Bangladesh mourns Islamist leader’s death
CONTROVERSIAL CLERIC HAD RESIGNED AS HEAD OF INFLUENTIAL MADRASA JUST A DAY BEFORE HE DIED
TENS of thousands of people gathered to mourn the controversial leader of Bangladesh’s largest Islamist group as his funeral was held last Saturday (19) in a rural southeastern town, police said.
Allama Shah Ahmad Shafi, who had led the hardline Hefazat-e-Islam group since it was formed in 2010, died of age-related complications last Friday (18) in the capital Dhaka. He was believed to be more than a 100 years old.
His death came just a day after an unprecedented revolt involving thousands of students at his highly influential Islamic school, forced him to resign after three decades as its chair.
Shafi made his mark in national politics when he marched tens of thousands of his followers into central Dhaka in May 2013, demanding harsh blasphemy laws and the execution of atheist bloggers.
That rally ended in violence when police evicted his followers from the capital’s main commercial centre. Around 50 people were killed in clashes with security forces – most of them shot dead – in some of the worst political violence the country had ever seen. Around half a dozen bloggers and secular activists were later hacked to death by Islamist extremists.

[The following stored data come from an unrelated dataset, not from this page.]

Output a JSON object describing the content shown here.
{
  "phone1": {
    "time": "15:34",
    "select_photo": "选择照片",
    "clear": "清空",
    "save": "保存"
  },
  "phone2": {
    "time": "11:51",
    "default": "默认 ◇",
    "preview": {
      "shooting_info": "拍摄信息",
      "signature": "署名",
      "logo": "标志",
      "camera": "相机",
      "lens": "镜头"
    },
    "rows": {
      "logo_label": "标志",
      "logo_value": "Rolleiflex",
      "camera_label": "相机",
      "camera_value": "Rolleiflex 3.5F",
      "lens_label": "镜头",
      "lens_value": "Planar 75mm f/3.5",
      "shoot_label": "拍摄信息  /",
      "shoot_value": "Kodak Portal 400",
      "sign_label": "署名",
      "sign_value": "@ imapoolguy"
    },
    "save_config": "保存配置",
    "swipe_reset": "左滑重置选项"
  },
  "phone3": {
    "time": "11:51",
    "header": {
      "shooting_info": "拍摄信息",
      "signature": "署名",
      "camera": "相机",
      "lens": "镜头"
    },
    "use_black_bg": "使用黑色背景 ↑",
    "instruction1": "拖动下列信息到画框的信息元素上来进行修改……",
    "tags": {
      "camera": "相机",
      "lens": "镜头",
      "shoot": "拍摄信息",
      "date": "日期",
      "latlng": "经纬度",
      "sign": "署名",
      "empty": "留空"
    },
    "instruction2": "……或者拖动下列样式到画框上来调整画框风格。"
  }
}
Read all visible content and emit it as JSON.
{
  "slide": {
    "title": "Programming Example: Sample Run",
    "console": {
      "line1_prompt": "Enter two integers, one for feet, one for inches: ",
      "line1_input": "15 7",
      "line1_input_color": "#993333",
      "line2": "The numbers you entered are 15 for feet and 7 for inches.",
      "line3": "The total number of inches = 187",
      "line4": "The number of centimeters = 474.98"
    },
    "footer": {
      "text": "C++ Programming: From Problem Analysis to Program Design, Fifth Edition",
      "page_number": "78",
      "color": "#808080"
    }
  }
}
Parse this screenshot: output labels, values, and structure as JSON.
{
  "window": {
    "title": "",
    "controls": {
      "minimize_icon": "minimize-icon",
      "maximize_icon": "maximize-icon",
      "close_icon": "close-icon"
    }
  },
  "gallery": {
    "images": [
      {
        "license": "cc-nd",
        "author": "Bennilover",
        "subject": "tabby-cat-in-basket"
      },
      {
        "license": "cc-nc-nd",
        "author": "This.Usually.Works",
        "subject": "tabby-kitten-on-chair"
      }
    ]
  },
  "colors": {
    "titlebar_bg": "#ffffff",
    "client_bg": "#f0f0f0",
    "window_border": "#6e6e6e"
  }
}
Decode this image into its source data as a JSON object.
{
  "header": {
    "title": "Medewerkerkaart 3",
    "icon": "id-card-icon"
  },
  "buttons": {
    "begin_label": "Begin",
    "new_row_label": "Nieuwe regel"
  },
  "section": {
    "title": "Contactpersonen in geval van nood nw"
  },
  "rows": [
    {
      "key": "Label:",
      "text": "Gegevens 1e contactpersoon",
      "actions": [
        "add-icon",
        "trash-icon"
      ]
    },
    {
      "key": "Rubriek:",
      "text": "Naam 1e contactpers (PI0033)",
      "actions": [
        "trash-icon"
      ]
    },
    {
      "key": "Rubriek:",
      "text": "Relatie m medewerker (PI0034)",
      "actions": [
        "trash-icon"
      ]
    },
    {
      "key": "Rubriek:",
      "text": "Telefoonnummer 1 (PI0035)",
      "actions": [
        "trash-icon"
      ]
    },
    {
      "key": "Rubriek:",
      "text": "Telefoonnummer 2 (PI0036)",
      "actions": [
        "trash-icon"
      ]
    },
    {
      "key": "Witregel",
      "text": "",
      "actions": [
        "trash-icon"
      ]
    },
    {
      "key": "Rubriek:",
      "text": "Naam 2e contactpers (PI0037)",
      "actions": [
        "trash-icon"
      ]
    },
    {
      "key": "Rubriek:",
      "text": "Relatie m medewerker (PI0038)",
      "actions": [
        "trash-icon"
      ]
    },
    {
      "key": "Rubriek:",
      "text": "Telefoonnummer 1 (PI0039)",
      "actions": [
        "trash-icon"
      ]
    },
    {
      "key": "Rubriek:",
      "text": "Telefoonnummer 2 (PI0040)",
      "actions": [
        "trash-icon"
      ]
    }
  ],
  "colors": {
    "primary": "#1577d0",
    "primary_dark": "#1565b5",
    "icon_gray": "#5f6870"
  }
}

Last Saturday, after Shafi’s body was brought back to his school in Hathazari outside the port city of Chittagong, vast crowds of his followers rushed to the town to pay their respects.
Local TV stations aired live footage of people, mostly men in religious dress, packing roads and spaces in and around the school.
“Some 150,000 people have already gathered here on the madrasa ground, in the buildings and out on the roads to his funeral prayers,” regional police chief Anwar Hossain said. Shafi’s supporters said the turnout was far higher.
As supreme leader of Hefazat-e-Islam, Shafi oversaw its growth into the south Asian country’s biggest Islamic fundamentalist group with millions of supporters.
Bangladesh is 90 per cent Muslim and Shafi drew on support from seminaries at the tens of thousands of Islamic schools in the nation of 168 million people.
He was seen as a key defender of the faith, but to his critics he was known as the “Tamarind Cleric”, who wanted to roll back the secular character of modern Bangladesh.
Prime minister Sheikh Hasina praised Shafi’s contribution to the expansion of Islamic education in the country in a statement.
Shafi’s unceremonious resignation as head of the madrasa took place last Thursday (17) night after a two-day long demonstration at the school.
Up to 3,000 madrasa students took part in the revolt, a police spokesman said, which was triggered by the sacking of three madrasa teachers, allegedly orchestrated by Shafi’s powerful son Anas Madani. The students also forced Madani’s sacking from the school.